First things first, I needed data. Lots of it. I went scraping on Google Images, DuckDuckGo, all the usual suspects. I used some basic Python scripts with Beautiful Soup and Requests to pull down a bunch of images of him. This took a while, tweaking the search terms and filtering out irrelevant stuff. Got a good chunk of photos – different angles, lighting, ages, you name it. Probably around 500 or so decent pics.
Next, the fun part: cleaning the data. Ugh. This is always the most tedious part. Had to manually go through each image and make sure it was actually him. You wouldn’t believe how many pictures of other bald, muscular dudes end up in a “troy lesnar” search. I also cropped the images to focus on his face and resized them to a consistent size. Used OpenCV for all this – super handy library.

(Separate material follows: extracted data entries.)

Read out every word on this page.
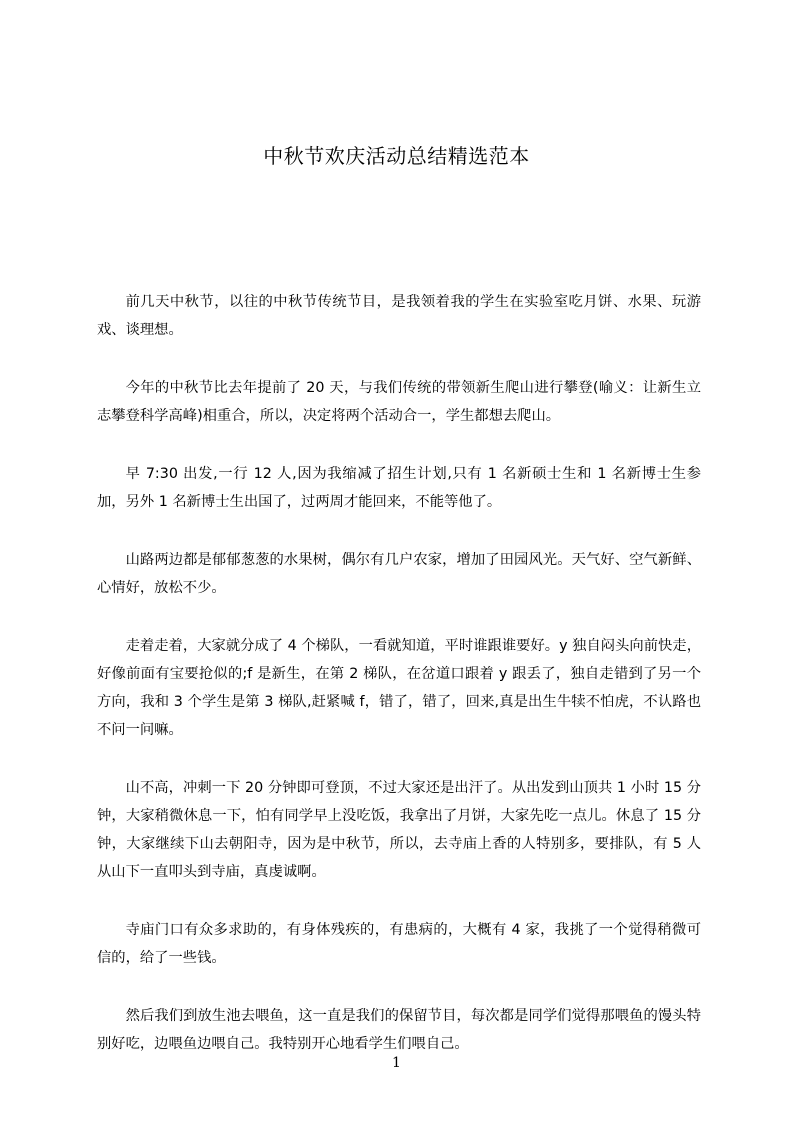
中秋节欢庆活动总结精选范本

前几天中秋节，以往的中秋节传统节目，是我领着我的学生在实验室吃月饼、水果、玩游戏、谈理想。

今年的中秋节比去年提前了 20 天，与我们传统的带领新生爬山进行攀登(喻义：让新生立志攀登科学高峰)相重合，所以，决定将两个活动合一，学生都想去爬山。

早 7:30 出发,一行 12 人,因为我缩减了招生计划,只有 1 名新硕士生和 1 名新博士生参加，另外 1 名新博士生出国了，过两周才能回来，不能等他了。

山路两边都是郁郁葱葱的水果树，偶尔有几户农家，增加了田园风光。天气好、空气新鲜、心情好，放松不少。

走着走着，大家就分成了 4 个梯队，一看就知道，平时谁跟谁要好。y 独自闷头向前快走，好像前面有宝要抢似的;f 是新生，在第 2 梯队，在岔道口跟着 y 跟丢了，独自走错到了另一个方向，我和 3 个学生是第 3 梯队,赶紧喊 f，错了，错了，回来,真是出生牛犊不怕虎，不认路也不问一问嘛。

山不高，冲刺一下 20 分钟即可登顶，不过大家还是出汗了。从出发到山顶共 1 小时 15 分钟，大家稍微休息一下，怕有同学早上没吃饭，我拿出了月饼，大家先吃一点儿。休息了 15 分钟，大家继续下山去朝阳寺，因为是中秋节，所以，去寺庙上香的人特别多，要排队，有 5 人从山下一直叩头到寺庙，真虔诚啊。

寺庙门口有众多求助的，有身体残疾的，有患病的，大概有 4 家，我挑了一个觉得稍微可信的，给了一些钱。

然后我们到放生池去喂鱼，这一直是我们的保留节目，每次都是同学们觉得那喂鱼的馒头特别好吃，边喂鱼边喂自己。我特别开心地看学生们喂自己。

1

Okay, now we’re ready to train a model. I went with a pretty standard Convolutional Neural Network (CNN) architecture, using TensorFlow and Keras. Nothing too fancy. A few convolutional layers, max pooling layers, and a fully connected layer at the end. I split the data into training and validation sets. The training part took a while, even with a decent GPU. I played around with different hyperparameters – learning rate, batch size, number of epochs – to try and get the best accuracy.
After a bunch of tweaking and waiting, I finally got a model that seemed to be performing reasonably well. It wasn’t perfect, but it could correctly identify Troy Lesnar in most of the test images. I even tried it out on some live webcam footage, and it worked surprisingly well! Pretty cool to see it in action.
So, what did I learn? Well, for one, data cleaning is a huge pain, but it’s absolutely crucial. Garbage in, garbage out, right? Also, even with a relatively simple model, you can get pretty decent results with enough data and some careful tuning. It was a fun little project, and I might try it with other wrestlers or celebrities next. Who knows?
- Scraped images using Python (Beautiful Soup, Requests)
- Cleaned and preprocessed data with OpenCV
- Trained a CNN model with TensorFlow and Keras
- Evaluated performance on a validation set
- Tested it out on live webcam footage
That’s pretty much it. Just a quick and dirty project to play around with image recognition. Maybe it’ll inspire you to try something similar. Go for it!